Un groupe de députés français présentera dans le cadre de la Loi d’orientation mobilités (LOM) un amendement visant à interdire les vols court-courriers quand le train est une alternative. Et ce au moment où les compagnies aériennes dénoncent l’hypocrisie des Etats sur les émissions de gaz à effet de serre.

Alors que la LOM sera examinée à l’Assemblée nationale à partir de ce 3 juin 2019, le député France Insoumise François Ruffin a déposé une proposition visant à interdire l’avion sur toutes les routes sur lesquelles « le train permet un temps de trajet équivalent au temps de trajet de l’avion + 2h30 ». Parmi les routes concernées figurent celles reliant Paris aux aéroports de Lyon, Marseille, Bordeaux, Rennes, Nantes, Bâle-Mulhouse, Lorient ou Bruxelles entre autres, dont les temps de trajet en train sont tous inférieurs à trois heures, mais aucune ligne transversale. Cela entrainerait la disparition de 72 vols quotidiens. Dans le JDD, l’ancienne ministre de l’Ecologie Delphine Batho (non inscrite), qui souhaite l’interdiction des vols intérieurs en cas d’alternative ferroviaire inférieure à cinq heure de trajet, expliquait hier qu’un vol entre Paris et Bordeaux « émet » 72,4 kg de CO2 par passager pour une heure de vol, contre 1,39 kg par passager en train (deux heures) – soit 52 fois moins. Elle veut également interdire la publicité pour le transport aérien (« l’arrivée des compagnies low-cost et les systèmes de promotions permettent des prix très bas. C’est totalement aberrant »).

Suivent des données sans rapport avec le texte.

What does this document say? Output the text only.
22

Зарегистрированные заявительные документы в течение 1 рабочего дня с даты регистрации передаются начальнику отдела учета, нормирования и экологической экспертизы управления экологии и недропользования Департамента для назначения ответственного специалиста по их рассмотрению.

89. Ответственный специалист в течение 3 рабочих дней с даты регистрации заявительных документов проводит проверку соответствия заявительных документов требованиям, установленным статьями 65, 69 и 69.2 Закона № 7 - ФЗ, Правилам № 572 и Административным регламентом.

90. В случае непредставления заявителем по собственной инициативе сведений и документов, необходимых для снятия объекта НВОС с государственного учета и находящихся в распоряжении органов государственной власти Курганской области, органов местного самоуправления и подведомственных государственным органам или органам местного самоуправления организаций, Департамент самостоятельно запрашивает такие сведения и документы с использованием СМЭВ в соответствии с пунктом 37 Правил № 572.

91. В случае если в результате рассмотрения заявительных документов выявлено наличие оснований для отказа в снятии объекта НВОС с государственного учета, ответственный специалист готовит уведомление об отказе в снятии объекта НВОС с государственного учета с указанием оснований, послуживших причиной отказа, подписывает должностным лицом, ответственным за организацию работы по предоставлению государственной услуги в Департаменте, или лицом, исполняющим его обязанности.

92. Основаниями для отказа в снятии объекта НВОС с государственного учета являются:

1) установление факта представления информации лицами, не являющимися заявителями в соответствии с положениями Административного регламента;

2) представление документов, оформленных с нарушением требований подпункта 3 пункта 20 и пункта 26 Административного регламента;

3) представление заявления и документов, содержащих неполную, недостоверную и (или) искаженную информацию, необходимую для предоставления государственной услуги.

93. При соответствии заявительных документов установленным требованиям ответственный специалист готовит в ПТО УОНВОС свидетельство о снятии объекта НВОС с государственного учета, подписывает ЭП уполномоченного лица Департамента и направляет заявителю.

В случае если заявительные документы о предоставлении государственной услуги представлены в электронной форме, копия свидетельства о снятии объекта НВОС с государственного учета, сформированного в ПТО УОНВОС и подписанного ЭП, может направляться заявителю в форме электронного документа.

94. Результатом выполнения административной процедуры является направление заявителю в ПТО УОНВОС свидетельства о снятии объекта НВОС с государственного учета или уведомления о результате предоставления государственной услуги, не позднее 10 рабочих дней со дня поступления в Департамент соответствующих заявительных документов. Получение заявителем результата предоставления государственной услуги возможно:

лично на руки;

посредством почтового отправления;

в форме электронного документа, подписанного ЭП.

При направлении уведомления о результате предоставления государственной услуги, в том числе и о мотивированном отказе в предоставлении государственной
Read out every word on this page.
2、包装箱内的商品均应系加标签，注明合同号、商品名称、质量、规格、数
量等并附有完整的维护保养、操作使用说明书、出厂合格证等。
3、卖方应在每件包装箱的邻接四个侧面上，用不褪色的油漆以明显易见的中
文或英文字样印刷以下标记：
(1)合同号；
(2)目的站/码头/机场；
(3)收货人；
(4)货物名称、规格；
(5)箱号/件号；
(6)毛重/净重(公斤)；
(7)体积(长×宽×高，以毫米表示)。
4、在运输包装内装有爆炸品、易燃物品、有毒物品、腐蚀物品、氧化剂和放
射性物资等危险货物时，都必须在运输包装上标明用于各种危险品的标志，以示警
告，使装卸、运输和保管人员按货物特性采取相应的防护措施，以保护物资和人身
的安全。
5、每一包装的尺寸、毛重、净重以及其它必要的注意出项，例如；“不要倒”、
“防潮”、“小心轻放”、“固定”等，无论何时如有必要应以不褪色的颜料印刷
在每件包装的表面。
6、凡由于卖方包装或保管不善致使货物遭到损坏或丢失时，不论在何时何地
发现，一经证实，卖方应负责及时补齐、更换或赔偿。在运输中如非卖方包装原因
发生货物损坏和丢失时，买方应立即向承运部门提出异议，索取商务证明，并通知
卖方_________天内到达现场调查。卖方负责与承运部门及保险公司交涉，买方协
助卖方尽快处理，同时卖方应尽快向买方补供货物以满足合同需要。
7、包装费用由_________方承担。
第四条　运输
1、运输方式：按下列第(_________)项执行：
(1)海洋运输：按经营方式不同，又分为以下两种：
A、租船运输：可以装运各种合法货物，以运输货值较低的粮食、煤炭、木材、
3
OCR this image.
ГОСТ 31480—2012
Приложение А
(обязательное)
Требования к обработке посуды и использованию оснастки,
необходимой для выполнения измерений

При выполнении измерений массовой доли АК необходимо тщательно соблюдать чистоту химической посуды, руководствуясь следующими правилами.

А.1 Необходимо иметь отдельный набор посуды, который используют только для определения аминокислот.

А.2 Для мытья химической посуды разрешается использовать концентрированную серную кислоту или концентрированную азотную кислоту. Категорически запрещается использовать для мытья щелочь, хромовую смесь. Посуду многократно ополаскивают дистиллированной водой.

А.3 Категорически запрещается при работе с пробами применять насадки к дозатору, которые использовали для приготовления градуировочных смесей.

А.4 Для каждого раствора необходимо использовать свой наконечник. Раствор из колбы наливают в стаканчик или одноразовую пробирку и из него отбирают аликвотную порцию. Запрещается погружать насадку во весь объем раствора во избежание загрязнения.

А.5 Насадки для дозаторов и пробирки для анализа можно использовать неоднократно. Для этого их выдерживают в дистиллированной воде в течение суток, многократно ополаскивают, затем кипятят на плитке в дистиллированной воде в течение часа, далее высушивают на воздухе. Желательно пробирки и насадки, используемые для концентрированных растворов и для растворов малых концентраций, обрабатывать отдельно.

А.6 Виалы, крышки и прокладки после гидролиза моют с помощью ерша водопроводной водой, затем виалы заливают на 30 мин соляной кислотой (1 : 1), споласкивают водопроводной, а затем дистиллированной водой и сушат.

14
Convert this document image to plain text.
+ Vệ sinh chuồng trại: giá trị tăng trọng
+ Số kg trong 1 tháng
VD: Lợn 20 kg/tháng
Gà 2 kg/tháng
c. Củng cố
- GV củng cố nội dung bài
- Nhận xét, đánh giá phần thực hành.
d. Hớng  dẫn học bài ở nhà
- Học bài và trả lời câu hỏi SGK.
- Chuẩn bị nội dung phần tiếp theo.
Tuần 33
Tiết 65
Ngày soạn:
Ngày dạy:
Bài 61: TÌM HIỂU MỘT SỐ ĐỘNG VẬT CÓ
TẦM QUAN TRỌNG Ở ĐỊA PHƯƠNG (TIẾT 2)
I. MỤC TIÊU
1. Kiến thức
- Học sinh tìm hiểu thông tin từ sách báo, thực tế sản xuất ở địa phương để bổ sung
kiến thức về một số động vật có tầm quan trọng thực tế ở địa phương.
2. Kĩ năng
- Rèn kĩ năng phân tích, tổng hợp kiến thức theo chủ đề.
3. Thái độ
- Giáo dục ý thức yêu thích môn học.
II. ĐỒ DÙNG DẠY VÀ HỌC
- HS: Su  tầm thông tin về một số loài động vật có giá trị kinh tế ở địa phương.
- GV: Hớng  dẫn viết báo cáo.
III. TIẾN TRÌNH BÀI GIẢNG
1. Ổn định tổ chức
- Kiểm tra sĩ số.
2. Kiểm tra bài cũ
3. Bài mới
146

L’arrivée du TGV dans les grandes villes de province a bien sûr déjà augmenté la concurrence, raflant des parts de marché aux lignes aériennes. Mais la proposition de loi ne mentionne pas le trafic de correspondance vers et depuis les vols long-courriers à Roissy ou Orly, en particulier avec Air France ; l’interdiction pourrait pousser les passagers ne souhaitant pas de multiples changements de mode de transport pour prendre leur vol LC choisir d’éviter Paris au profit de Londres, Francfort, Milan ou Barcelone – au détriment donc de la compagnie nationale. Le gouvernement s’est d’ailleurs dit opposé au projet, qui a peu de chance d’être voté en l’état.

Le débat intervient au moment où l’IATA (Association internationale du transport aérien) tient son assemblée générale à Séoul. L’occasion pour le directeur général Alexandre de Juniac de dénoncer les gouvernements qui au nom de la lutte contre le changement climatique imposent « des taxes punitives » à l’industrie, particulièrement en Europe, plutôt que de l’aider à développer des filières de biocarburant (comme par exemple KLM aux Pays-Bas). « Arrêter ou réduire fortement les vols aurait de graves conséquences pour les personnes, les emplois et les économies du monde entier. Ce serait faire un pas en arrière vers une société isolée, plus petite, plus pauvre et limitée », a défendu l’ancien dirigeant du groupe Air France-KLM selon qui le transport aérien est « crucial pour l’économie mondiale » : 35% du commerce mondial en valeur, et 900 milliards d’euros dépensés par les touristes se déplaçant en avion. Il s’en prend à « l’hypocrisie climatique » des Etats, y compris sur la taxation du kérosène : « mettre de l’argent dans les caisses de l’État ne contribue en rien à réduire les émissions de carbone ». Les gouvernements devraient plutôt « élaborer des politiques de soutien pour revigorer l’industrie des carburants durables » toujours trop chers pour s’imposer à l’échelle de l’industrie. Carsten Spohr, CEO du groupe Lufthansa élu président du conseil des gouverneurs de l’IATA, rappelait de son côté que CORSIA (plan de compensation et de réduction des émissions de carbone dans le transport aérien) « est une réalisation majeure qui stabilisera nos émissions de carbone à partir de 2020. Nous devons maintenant tracer la voie à suivre pour atteindre notre objectif beaucoup plus ambitieux pour 2050 : réduire les émissions nettes de moitié par rapport à 2005 ».

Le transport aérien a malgré tout un problème : s’il s’est effectivement engagé depuis dix ans à réduire ses émissions, si la consommation par passager a diminué de moitié en vingt ans, et s’il ne représente que 2% des émissions mondiales (13% du transport global), ces avancées ont été effacées par la croissance constante du trafic, en particulier dans les pays émergents. Les émissions de CO2 devraient encore augmenter de 2% cette année (+36% entre 2010 et 2018), même si Alexandre de Juniac préfère mettre en avant l’amélioration de l’efficacité énergétique du secteur.